3′-GuaM8HDV attenuates transgene-mediated impairment of producer cell integrity. (a) Western blot analysis of BAX (23 kDa) expression in HEK-293 cell lysates 16 hours after transfection with either the 3′-GuaM8HDV-harboring pAAV-BAX construct or a riboswitch-free pAAV-BAX control construct and addition of indicated amounts of guanine. anti-Vinculin (116 kDa) staining was used as a loading control. (b) ELISA measurement of TNFα protein levels in the supernatant of HEK-293 cells, 24 hours after transfection with either the 3′-GuaM8HDV-harboring pAAV-TNFα construct or a riboswitch-free pAAV-TNFα control construct and addition of indicated amounts of guanine. n = 6 biological replicates, mean ± SD. (c,d) Cytotoxicity analysis by lactate dehydrogenase (LDH) measurement in the supernatant of HEK-293 cells 24 hours after transfection with either (c) the 3′-GuaM8HDV-harboring pAAV-BAX construct or a riboswitch-free pAAV-BAX control construct or (d) the 3′-GuaM8HDV-harboring pAAV-TNFα construct or a riboswitch-free pAAV-TNFα control construct and addition of indicated amounts of guanine.
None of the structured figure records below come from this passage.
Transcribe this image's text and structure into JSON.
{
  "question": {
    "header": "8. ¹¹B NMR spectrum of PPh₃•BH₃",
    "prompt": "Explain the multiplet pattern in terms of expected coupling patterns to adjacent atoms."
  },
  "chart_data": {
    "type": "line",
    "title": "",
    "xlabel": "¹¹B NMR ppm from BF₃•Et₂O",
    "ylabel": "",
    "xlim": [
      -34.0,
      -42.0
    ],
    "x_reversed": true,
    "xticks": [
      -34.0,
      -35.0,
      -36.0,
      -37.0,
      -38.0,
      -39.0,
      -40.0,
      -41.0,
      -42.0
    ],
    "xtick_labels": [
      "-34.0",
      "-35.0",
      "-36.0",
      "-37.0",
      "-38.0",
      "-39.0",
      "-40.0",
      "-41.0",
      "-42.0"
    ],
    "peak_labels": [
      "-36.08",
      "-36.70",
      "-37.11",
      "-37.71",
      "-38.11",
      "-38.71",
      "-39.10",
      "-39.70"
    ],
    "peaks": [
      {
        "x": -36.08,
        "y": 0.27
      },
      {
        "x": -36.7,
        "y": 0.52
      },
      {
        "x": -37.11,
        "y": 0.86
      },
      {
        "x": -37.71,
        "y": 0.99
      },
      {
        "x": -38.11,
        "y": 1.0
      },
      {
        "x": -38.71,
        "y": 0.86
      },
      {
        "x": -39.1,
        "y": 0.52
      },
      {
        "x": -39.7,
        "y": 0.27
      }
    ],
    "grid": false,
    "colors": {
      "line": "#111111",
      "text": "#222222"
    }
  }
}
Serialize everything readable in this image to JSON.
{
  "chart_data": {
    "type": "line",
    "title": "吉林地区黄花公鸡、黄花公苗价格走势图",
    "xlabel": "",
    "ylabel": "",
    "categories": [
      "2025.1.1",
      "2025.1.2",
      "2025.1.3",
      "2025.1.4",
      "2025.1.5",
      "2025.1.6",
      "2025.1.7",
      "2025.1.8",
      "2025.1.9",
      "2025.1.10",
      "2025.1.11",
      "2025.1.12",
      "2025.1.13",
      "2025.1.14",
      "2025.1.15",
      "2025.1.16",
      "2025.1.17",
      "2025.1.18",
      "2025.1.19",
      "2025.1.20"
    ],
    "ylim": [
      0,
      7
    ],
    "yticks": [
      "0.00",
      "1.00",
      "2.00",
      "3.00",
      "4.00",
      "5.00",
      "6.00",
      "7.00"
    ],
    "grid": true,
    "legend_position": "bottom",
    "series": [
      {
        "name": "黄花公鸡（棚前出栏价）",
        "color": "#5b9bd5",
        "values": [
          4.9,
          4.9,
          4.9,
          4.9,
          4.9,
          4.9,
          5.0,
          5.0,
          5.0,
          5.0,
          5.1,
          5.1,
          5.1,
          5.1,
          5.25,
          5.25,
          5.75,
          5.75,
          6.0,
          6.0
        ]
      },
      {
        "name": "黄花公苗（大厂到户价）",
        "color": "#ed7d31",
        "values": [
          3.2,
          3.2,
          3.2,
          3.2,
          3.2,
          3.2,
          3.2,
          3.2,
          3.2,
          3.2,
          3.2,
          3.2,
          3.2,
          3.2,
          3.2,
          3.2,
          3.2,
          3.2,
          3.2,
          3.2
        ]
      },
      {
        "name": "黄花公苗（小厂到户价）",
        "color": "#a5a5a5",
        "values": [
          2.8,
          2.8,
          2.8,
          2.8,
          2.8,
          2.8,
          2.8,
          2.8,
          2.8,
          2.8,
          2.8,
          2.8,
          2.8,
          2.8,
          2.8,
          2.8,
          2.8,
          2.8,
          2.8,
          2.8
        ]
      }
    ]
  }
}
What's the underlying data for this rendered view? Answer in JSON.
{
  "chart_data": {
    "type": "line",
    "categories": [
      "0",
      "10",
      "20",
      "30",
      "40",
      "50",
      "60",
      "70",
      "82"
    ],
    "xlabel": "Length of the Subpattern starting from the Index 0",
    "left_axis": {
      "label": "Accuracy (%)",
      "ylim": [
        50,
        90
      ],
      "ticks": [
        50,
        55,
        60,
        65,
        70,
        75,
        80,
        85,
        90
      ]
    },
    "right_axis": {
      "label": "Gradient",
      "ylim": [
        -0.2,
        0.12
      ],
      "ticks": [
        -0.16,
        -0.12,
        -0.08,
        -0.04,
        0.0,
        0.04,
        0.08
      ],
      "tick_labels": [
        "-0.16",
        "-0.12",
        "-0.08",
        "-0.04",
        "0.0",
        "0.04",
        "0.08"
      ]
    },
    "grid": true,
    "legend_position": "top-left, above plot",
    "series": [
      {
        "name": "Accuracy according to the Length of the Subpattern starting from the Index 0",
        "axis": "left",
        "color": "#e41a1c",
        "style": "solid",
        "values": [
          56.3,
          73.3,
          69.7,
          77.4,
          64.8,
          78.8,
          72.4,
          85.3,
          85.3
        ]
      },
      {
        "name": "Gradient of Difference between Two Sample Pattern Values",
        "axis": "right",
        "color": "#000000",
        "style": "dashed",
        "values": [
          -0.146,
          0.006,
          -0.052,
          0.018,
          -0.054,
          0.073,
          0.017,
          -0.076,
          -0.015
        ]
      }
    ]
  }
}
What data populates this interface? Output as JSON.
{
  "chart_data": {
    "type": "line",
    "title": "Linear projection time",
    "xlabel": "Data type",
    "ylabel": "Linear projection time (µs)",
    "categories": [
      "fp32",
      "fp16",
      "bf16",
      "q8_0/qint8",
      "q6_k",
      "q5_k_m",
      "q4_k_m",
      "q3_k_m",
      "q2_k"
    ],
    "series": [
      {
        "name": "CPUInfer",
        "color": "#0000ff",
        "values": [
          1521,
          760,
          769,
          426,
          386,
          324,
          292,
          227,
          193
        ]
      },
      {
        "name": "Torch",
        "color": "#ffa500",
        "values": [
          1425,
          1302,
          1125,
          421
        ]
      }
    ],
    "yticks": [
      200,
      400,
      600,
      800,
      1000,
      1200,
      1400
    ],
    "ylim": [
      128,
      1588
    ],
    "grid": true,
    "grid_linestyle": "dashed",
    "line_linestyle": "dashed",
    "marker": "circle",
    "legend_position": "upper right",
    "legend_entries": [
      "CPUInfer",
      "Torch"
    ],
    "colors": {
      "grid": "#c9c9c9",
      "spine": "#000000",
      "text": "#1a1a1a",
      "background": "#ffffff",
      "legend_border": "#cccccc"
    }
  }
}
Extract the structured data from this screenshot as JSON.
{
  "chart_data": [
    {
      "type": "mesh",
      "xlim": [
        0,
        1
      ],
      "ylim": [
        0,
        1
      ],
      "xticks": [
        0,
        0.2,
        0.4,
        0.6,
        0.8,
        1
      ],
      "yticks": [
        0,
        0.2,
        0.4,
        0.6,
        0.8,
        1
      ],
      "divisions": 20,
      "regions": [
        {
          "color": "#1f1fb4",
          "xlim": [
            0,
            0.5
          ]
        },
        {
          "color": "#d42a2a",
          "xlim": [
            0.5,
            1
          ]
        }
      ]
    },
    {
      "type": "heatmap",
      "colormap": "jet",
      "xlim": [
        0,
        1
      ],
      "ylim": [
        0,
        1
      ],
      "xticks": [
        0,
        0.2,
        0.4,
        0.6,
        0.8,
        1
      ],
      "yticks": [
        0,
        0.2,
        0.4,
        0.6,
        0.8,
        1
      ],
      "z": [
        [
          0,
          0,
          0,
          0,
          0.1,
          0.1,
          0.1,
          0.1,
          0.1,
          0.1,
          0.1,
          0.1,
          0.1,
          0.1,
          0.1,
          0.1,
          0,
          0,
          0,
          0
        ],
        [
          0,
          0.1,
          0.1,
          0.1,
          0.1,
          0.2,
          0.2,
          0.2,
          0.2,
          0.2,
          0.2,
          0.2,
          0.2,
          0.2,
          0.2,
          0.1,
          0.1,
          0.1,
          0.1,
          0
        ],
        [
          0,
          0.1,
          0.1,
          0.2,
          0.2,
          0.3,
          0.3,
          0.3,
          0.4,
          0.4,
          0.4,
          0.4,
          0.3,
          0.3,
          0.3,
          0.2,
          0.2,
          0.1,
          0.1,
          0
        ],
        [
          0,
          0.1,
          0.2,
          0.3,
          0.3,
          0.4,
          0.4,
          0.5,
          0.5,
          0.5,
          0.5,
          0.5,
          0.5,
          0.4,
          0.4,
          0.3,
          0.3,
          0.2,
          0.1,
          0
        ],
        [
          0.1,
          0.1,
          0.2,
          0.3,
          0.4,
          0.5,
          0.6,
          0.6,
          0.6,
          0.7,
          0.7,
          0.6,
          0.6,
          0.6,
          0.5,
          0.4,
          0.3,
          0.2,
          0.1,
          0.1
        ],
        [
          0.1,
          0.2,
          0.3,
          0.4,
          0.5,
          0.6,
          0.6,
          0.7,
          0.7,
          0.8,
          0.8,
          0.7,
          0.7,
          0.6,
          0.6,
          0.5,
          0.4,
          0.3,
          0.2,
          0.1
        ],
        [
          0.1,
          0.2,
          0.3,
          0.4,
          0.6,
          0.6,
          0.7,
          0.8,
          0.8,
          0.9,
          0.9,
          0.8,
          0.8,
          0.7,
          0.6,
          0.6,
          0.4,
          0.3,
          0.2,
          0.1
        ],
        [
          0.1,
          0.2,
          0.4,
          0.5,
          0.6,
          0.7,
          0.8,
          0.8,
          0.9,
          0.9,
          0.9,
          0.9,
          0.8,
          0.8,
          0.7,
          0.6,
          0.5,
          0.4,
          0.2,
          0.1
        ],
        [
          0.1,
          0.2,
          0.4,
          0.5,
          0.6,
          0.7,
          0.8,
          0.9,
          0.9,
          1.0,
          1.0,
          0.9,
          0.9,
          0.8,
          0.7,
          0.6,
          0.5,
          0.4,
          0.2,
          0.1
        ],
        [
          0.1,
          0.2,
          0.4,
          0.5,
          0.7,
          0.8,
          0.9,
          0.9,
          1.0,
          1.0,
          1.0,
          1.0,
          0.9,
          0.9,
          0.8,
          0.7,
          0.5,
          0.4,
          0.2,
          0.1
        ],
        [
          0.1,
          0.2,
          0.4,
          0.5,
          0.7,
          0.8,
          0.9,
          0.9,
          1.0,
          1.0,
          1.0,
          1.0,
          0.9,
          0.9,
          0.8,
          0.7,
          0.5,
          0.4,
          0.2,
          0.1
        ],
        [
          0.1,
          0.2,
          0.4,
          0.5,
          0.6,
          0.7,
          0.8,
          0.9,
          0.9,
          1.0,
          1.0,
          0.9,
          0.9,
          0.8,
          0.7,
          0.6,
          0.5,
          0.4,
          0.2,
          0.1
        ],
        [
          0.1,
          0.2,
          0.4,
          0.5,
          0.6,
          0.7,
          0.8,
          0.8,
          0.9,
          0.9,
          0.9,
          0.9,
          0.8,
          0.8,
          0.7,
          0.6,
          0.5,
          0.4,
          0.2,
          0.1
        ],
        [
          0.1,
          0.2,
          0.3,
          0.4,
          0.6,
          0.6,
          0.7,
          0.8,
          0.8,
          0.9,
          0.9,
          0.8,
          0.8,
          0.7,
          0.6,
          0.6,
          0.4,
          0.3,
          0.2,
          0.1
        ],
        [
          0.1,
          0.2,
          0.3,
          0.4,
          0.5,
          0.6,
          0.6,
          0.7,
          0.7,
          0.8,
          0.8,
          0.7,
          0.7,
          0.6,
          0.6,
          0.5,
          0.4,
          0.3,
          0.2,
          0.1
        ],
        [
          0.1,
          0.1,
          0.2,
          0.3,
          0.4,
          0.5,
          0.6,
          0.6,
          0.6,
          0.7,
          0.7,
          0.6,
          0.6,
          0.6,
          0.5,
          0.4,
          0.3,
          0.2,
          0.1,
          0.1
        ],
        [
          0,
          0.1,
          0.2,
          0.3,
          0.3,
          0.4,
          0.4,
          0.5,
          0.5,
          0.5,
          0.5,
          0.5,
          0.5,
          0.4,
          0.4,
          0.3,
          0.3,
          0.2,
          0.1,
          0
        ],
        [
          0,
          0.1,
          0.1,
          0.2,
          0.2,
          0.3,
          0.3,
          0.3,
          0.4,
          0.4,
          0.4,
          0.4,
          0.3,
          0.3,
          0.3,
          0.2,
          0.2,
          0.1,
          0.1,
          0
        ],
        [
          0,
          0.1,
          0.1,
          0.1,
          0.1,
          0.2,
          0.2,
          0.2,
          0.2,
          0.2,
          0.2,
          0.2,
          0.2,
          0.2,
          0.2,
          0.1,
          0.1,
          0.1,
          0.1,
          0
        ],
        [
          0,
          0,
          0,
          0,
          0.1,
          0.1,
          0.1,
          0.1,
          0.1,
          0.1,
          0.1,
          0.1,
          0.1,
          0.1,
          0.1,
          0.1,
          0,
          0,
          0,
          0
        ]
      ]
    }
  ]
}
LDH levels measured in triton-lysed cells served as a positive control and were set 100%. n = 5 biological replicates, mean ± SD. (e) ELISA measurement of TGFβ1 protein levels in the supernatant and (f) qPCR-based measurement of PAI-1 gene expression in total RNA samples of HEK-293 cells, 24 hours after transfection with either the 3′-GuaM8HDV-harboring pAAV-TGFβ1 construct or a riboswitch-free pAAV-TGFβ1 control construct and addition of indicated amounts of guanine. n = 4 biological replicates, mean ± SD. *P < 0.05; **P < 0.01; ***P < 0.001 relative to the ctrl 0 µmol/l sample or as indicated. ^###P < 0.001 relative to untreated cells. (g) Western blot analysis of LOXL2 (87 kDa) expression in the supernatant of HEK-293 cells 48 hours after transfection with either the 3′-GuaM8HDV-harboring pAAV-LOXL2 construct or a riboswitch-free pAAV-LOXL2 control construct and addition of indicated amounts of guanine. Ponceau S staining was used as a loading control (see Supplementary Figure S3).

Figure 3

3′-GuaM8HDV-mediated suppression of toxic transgene expression increases AAV yields. Benzonase-resistant AAV vector genomes (VG) were quantified by qPCR in HEK-293 cell lysate, 72 hours after transfection with either the 3′-GuaM8HDV pAAV-BAX, -TNFα, -TGFβ1, or -LOXL2 construct or respective riboswitch-free control constructs (and further plasmids necessary for the production of AAV6.2, AAV8, or AAV9—see Materials and Methods section for details) in presence of indicated concentrations of guanine, which were added during the medium exchange step about 5 hours after transfection. n = 3 biological replicates, mean ± SD. *P < 0.05, **P < 0.01, ***P < 0.001.

Figure 4

The 3′-GuaM8HDV riboswitch system enables high-titer vector production. AAV6.2 vectors carrying various transgene constructs were produced as described in Figure 3 in the presence or absence of 150 µmol/l guanine (as indicated). Seventy-two hours after transfection, benzonase-resistant AAV vector genomes (VG) were quantified by qPCR in HEK-293 cell lysate. The percentage of vector titers relative to the riboswitch-free GFP control construct is depicted on each bar. The AAV-GFP yield range is indicated by the striped background. 3′-Gua = 3′GuaM8HDV. n = 6 biological replicates, mean ± SD. *P < 0.05, **P < 0.01, ***P < 0.001, relative to GFP without guanine.

Figure 5

3′-GuaM8HDV-harboring AAV vectors are functional in vivo. Mice received a single application of either 2.7 × 10¹¹ vg of a riboswitch-free AAV6.2-CMV-TGFβ1 control vector, the same dose or a 1.5-fold higher dose (4.0 × 10¹¹ vg) of the 3′-GuaM8HDV-containing AAV6.2-CMV-TGFβ1 vector or PBS via intratracheal application. Analyses were conducted 21 days after application. (a) ELISA measurement of TGFβ1 protein levels in bronchoalveolar lavage (BAL) samples. (b) Total immune cell counts measured in BAL samples. (c) Wet lung weight. (d) Masson-trichrome staining of formalin-fixed paraffin-embedded lung tissue sections and (e) corresponding Ashcroft score. (f) Lung function (lung compliance) analysis. n = 5 animals per group, mean ± SEM. *P < 0.05, **P < 0.01, ***P < 0.001, relative to PBS-treated animals or as indicated. Bar = 200 µm.